On this page本页内容
New in version 4.2.在版本4.2中新增。
ClientEncryption.encrypt(encryptionKeyId, value, encryptionAlgorithm) ClientEncryption.encrypt() encrypts the 使用指定的value using the specified encryptionKeyId and encryptionAlgorithm. encryptionKeyId和encryptingAlgorithm对value进行加密。encrypt() supports explicit (manual) encryption of field values.支持字段值的显式(手动)加密。
encrypt() has the following syntax:具有以下语法:
clientEncryption = db.getMongo().getClientEncryption() clientEncryption.encrypt( encryptionKeyId, value, encryptionAlgorithm )
encryptionKeyId | UUID |
|
value | ||
encryptionAlgorithm | string |
|
binary data object with subtype 6.binary data对象。 |
The mongo客户端字段级加密方法需要启用客户端字段级密码的数据库连接。mongo client-side field level encryption methods require a database connection with client-side field level encryption enabled. If the current database connection was not initiated with client-side field level encryption enabled, either:如果当前数据库连接未在启用客户端字段级加密的情况下启动,请执行以下任一操作:
Use the Mongo() constructor from the mongo shell to establish a connection with the required client-side field level encryption options. The Mongo() method supports the following Key Management Service (KMS) providers for Customer Master Key (CMK) management:
or
mongo shell command line options to establish a connection with the required options.

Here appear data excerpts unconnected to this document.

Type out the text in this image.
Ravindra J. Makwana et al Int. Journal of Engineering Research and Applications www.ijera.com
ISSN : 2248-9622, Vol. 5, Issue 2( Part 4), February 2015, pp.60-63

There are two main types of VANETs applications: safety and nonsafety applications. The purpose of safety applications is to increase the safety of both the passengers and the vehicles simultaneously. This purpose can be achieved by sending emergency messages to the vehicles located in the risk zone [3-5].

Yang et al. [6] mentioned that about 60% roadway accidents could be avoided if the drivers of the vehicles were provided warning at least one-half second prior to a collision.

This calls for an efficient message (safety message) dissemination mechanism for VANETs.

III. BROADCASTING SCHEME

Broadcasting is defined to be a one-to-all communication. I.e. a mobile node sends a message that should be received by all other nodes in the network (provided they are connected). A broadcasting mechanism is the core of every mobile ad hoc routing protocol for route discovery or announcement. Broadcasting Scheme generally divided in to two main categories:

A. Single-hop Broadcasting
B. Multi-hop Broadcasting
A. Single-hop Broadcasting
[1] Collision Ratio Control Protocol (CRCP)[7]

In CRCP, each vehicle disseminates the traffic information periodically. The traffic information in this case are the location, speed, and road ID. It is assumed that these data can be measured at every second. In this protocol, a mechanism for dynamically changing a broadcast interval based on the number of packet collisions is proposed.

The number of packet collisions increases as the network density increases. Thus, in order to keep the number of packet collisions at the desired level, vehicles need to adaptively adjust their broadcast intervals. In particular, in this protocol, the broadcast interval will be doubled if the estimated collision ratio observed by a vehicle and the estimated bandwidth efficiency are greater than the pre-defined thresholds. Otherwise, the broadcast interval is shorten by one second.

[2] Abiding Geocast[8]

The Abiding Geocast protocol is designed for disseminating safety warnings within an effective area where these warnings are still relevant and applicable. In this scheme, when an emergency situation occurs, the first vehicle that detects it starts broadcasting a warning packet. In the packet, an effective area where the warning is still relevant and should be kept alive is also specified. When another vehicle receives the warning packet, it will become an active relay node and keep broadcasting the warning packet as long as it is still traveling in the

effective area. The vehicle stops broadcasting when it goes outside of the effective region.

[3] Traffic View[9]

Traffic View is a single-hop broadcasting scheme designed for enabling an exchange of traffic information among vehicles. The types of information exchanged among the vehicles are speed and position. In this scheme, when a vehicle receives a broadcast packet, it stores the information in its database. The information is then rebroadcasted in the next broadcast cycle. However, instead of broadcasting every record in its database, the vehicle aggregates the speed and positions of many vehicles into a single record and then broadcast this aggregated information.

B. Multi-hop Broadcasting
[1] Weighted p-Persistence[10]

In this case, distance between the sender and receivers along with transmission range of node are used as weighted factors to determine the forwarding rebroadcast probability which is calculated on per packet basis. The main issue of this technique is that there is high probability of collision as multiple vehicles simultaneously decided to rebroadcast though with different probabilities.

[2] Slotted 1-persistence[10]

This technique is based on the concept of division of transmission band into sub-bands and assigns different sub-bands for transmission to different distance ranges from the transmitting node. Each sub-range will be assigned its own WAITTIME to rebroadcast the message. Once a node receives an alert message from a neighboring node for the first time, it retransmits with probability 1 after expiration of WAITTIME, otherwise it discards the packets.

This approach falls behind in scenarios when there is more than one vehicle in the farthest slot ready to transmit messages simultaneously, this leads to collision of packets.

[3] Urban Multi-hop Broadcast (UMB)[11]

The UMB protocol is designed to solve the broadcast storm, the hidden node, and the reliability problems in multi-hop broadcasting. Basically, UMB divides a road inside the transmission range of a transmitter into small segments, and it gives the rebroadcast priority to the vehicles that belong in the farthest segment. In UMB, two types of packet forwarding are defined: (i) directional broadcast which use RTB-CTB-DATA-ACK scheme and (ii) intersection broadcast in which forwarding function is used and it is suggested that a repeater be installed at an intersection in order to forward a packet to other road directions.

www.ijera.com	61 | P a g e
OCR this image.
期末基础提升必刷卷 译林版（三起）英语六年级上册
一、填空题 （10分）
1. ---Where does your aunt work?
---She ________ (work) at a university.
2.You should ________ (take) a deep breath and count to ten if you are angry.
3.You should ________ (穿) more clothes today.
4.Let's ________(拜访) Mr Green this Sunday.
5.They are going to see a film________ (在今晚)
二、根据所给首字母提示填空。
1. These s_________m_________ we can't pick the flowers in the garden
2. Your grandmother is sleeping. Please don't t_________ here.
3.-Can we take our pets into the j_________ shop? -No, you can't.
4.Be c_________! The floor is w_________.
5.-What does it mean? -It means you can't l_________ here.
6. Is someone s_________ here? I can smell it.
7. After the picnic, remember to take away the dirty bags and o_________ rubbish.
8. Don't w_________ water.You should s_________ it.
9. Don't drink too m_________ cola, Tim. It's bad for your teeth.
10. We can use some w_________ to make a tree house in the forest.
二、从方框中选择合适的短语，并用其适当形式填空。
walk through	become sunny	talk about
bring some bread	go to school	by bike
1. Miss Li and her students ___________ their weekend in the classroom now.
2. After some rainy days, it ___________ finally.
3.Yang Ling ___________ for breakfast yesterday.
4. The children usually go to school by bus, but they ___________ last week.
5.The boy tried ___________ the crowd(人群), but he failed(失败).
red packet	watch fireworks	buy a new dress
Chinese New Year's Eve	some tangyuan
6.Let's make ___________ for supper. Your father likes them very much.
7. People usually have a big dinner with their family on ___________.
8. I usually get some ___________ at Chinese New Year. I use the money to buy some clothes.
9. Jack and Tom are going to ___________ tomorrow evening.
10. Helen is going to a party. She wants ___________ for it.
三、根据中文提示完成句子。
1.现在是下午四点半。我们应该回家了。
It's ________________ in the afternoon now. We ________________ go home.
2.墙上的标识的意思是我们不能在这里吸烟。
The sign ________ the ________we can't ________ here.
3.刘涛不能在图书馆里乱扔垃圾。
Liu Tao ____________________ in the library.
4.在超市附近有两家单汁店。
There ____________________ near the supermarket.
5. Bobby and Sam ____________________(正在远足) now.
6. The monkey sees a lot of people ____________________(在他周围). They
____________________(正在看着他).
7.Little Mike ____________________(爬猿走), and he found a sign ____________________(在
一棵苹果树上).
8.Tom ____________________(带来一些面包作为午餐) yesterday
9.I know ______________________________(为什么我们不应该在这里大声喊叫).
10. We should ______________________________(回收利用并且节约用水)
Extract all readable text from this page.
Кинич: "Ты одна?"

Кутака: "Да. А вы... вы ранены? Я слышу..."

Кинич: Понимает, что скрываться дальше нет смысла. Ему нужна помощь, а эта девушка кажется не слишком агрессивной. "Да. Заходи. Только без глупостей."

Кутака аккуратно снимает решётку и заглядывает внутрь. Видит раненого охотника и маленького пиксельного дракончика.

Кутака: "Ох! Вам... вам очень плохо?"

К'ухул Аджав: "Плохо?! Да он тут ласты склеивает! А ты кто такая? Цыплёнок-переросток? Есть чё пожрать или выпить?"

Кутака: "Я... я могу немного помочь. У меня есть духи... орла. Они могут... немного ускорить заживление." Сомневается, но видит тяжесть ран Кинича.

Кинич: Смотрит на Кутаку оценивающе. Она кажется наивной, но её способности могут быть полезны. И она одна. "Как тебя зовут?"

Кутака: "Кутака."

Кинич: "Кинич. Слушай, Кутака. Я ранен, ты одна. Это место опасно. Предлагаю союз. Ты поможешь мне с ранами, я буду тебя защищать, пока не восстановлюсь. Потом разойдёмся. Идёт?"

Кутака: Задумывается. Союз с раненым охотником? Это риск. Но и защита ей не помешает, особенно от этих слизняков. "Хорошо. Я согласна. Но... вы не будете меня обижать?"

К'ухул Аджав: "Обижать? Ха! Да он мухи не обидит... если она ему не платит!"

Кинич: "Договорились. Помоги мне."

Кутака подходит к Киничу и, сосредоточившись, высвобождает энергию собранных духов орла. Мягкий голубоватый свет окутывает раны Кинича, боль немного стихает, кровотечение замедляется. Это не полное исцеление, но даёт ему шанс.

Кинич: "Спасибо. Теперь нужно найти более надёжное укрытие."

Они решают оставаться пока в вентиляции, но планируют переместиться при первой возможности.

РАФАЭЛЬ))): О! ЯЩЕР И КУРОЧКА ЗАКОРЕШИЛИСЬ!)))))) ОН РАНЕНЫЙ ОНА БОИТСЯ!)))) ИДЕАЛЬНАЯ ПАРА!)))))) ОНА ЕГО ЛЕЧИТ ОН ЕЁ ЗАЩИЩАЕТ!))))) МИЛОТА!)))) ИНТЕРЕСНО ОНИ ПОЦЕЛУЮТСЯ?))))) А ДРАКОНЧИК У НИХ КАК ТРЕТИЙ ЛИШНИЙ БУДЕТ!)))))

The command line options only support the Amazon Web Services KMS provider for CMK management.encrypt() does not supports encrypting values with the following BSON types:不支持使用以下BSON类型加密值:
minKeymaxKeynullundefinedIf encrypting a field using 如果使用AEAD_AES_256_CBC_HMAC_SHA_512-Deterministic, encrypt() does not support the following BSON types:AEAD_AES_256_CBC_HMAC_SHA_512-Deterministic加密字段,encrypt()不支持以下BSON类型:
doubledecimal128boolobjectarrayjavascriptWithScope (Deprecated)The following example uses a locally managed KMS for the client-side field level encryption configuration.以下示例将本地管理的KMS用于客户端字段级加密配置。
Configuring client-side field level encryption for a locally managed key requires specifying a base64-encoded 96-byte string with no line breaks. 为本地管理的密钥配置客户端字段级加密需要指定不带换行符的base64编码的96字节字符串。The following operation generates a key that meets the stated requirements and loads it into the 以下操作生成满足所述要求的密钥并将其加载到mongo shell中:mongo shell:
TEST_LOCAL_KEY=$(echo "$(head -c 96 /dev/urandom | base64 | tr -d '\n')") mongosh --nodb --shell --eval "var TEST_LOCAL_KEY='$TEST_LOCAL_KEY'"
Create the client-side field level encryption object using the generated local key string:使用生成的本地密钥字符串创建客户端字段级加密对象:
var ClientSideFieldLevelEncryptionOptions = { "keyVaultNamespace" : "encryption.__dataKeys", "kmsProviders" : { "local" : { "key" : BinData(0, TEST_LOCAL_KEY) } } }
Use the 使用Mongo() constructor to create a database connection with the client-side field level encryption options. Mongo()构造函数创建具有客户端字段级加密选项的数据库连接。Replace the 更换mongodb://myMongo.example.net URI with the connection string URI of the target cluster.mongodb://myMongo.example.net具有目标群集的连接字符串URI的URI。
encryptedClient = Mongo(
"mongodb://myMongo.example.net:27017/?replSetName=myMongo",
ClientSideFieldLevelEncryptionOptions
)
Retrieve the 检索ClientEncryption object and use the ClientEncryption.encrypt() method to encrypt a value using a specific data encryption key UUID and encryption algorithm:ClientEncryption对象并使用ClientEncryption.encrypt()方法使用特定的数据加密密钥UUID和加密算法对值进行加密:
clientEncryption = encryptedClient.getClientEncryption(); clientEncryption.encrypt( UUID("64e2d87d-f168-493c-bbdf-a394535a2cb9"), "123-45-6789", "AEAD_AES_256_CBC_HMAC_SHA_512-Random" )
If sucessful, 如果成功,encrypt() returns the encrypted value:encrypt()将返回加密值:
BinData(6,"AmTi2H3xaEk8u9+jlFNaLLkC3Q/+kmwDbbWrq+h9nuv9W+u7A5a0UnpULBNZH+Q21fAztPpU09wpKPrju9dKfpN1Afpj1/ZhFcH6LYZOWSBBOAuUNjPLxMNSYOOuITuuYWo=")
For complete documentation on initiating MongoDB connections with client-side field level encryption enabled, see 有关在启用客户端字段级加密的情况下启动MongoDB连接的完整文档,请参阅Mongo().Mongo()。